ひょんなことで彼の部屋に泊まった夜、子守歌のように聞こえていた彼の奏でる音。
そして、あかねの音を奏でたいと言ったのは…あの日。彼が昔住んでいたという、古びた屋敷でのこと。
その日はじめてあかねは、友雅と………。思い出したら、口の中のソーダが妙に刺激的に感じてくる。

「また今度、私の部屋に遊びにおいで」
タイミングを狙っていたかのように、友雅がそんなことを言ったので、思わずソーダを吹き出しそうになった。ただでさえ、口の中が痺れているのに。
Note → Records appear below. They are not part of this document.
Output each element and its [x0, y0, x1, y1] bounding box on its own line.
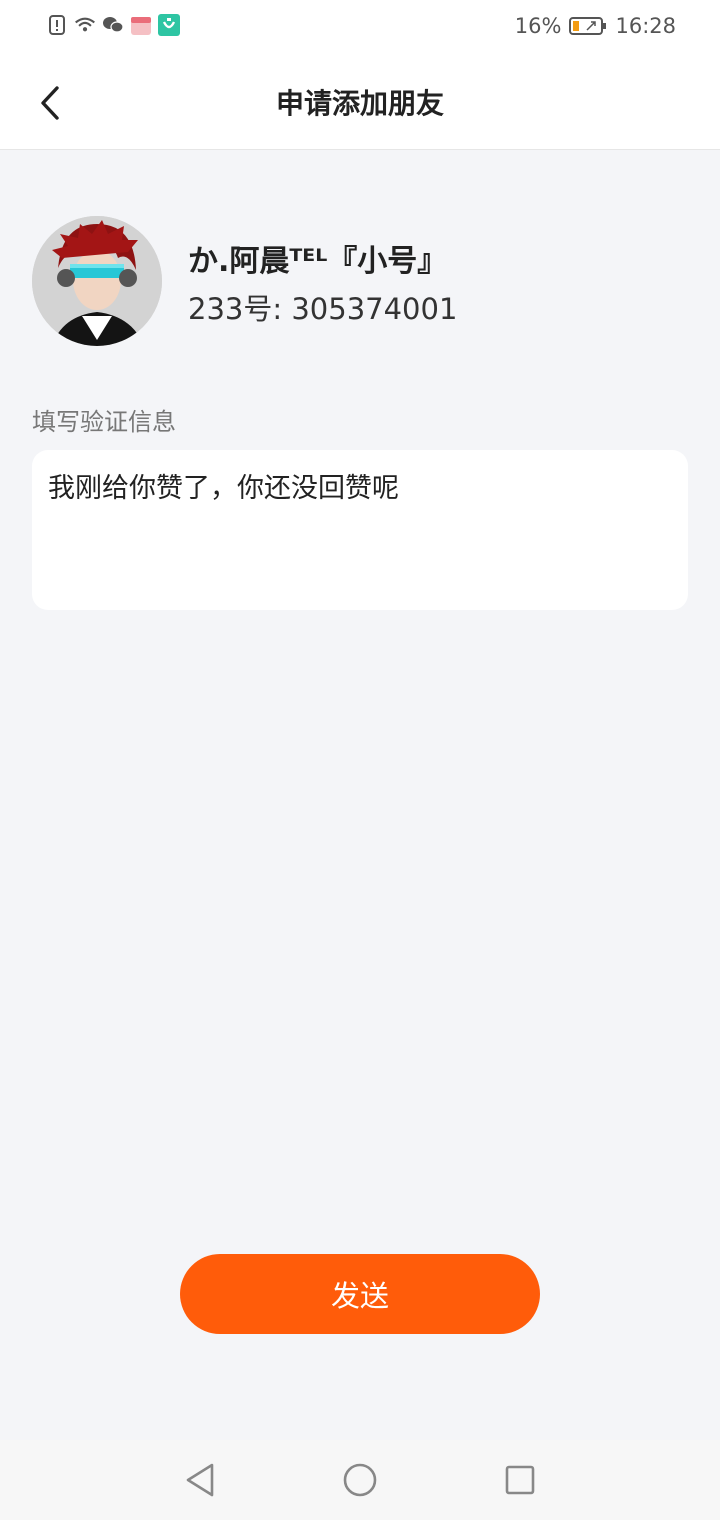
- app-icon: [130, 14, 152, 36]
- clock: 16:28: [615, 14, 676, 38]
- battery-icon: [569, 16, 607, 36]
- status-icons-right: 16% 16:28: [515, 14, 676, 38]
- system-nav-bar: [0, 1440, 720, 1520]
- status-icons-left: [46, 14, 180, 36]
- nav-home-button[interactable]: [340, 1460, 380, 1500]
- avatar[interactable]: [32, 216, 162, 346]
- status-bar: 16% 16:28: [0, 0, 720, 56]
- nav-back-icon: [186, 1463, 214, 1497]
- verification-message-text: 我刚给你赞了，你还没回赞呢: [48, 473, 399, 504]
- app-header: 申请添加朋友: [0, 56, 720, 150]
- nav-recents-button[interactable]: [500, 1460, 540, 1500]
- nav-back-button[interactable]: [180, 1460, 220, 1500]
- verification-message-input[interactable]: 我刚给你赞了，你还没回赞呢: [32, 450, 688, 610]
- profile-name: か.阿晨ᵀᴱᴸ『小号』: [188, 244, 448, 279]
- verification-label: 填写验证信息: [32, 408, 176, 436]
- profile-card: か.阿晨ᵀᴱᴸ『小号』 233号: 305374001: [32, 216, 692, 346]
- send-button[interactable]: 发送: [180, 1254, 540, 1334]
- nav-home-icon: [343, 1463, 377, 1497]
- send-button-label: 发送: [330, 1279, 389, 1313]
- mi-home-icon: [158, 14, 180, 36]
- wechat-icon: [102, 14, 124, 36]
- profile-id: 233号: 305374001: [188, 292, 458, 326]
- alert-icon: [46, 14, 68, 36]
- wifi-icon: [74, 14, 96, 36]
- nav-recents-icon: [505, 1465, 535, 1495]
- battery-percent: 16%: [514, 14, 562, 38]
- page-title: 申请添加朋友: [275, 87, 444, 120]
「で、でもほら、あの…森林公園とか?そういうところでギター持って行って、外で弾くのも気持ちいいと思いませんっ!?」
激しく揺らいだ鼓動を隠すように、思いつきで提案を口にしてみたが、彼の瞳は月明かりのように優しく、あかねの事を見つめている。
「他の人にはね、あまり聞かせたくないんだ。君にしか聞かせたくない……って、何故かね、そんな気がするんだよ。」
二人きりでいられるから、何かが働く。いつもとは違うものが、芽吹き始める。
それは音であり、または感情。日常では起こりえないような、特別な経験。

「だから、気軽に遊びに来ると良いよ。悪さはしないって、最初の夜に立証してるだろう?」
指先でグラスの縁を彩る塩を舐め取り、少しだけ悪戯っぽい笑い方をしながら彼が言う。
「それとも、悪さをされた方が良いかい?」
「ま、ま、また…どーしてそんなこと言うんですかっ!!」
思わず立ち上がって身を乗り出す彼女は、暗い夜の中でも分かるほど顔が赤くて、うっすらと頬が汗ばんで火照っているのが分かった。
「冗談だよ」
笑いながら、彼が指先を唇に押しつけた。
塩の粒が少しだけ口に入って、海水を舐めたように塩辛かった。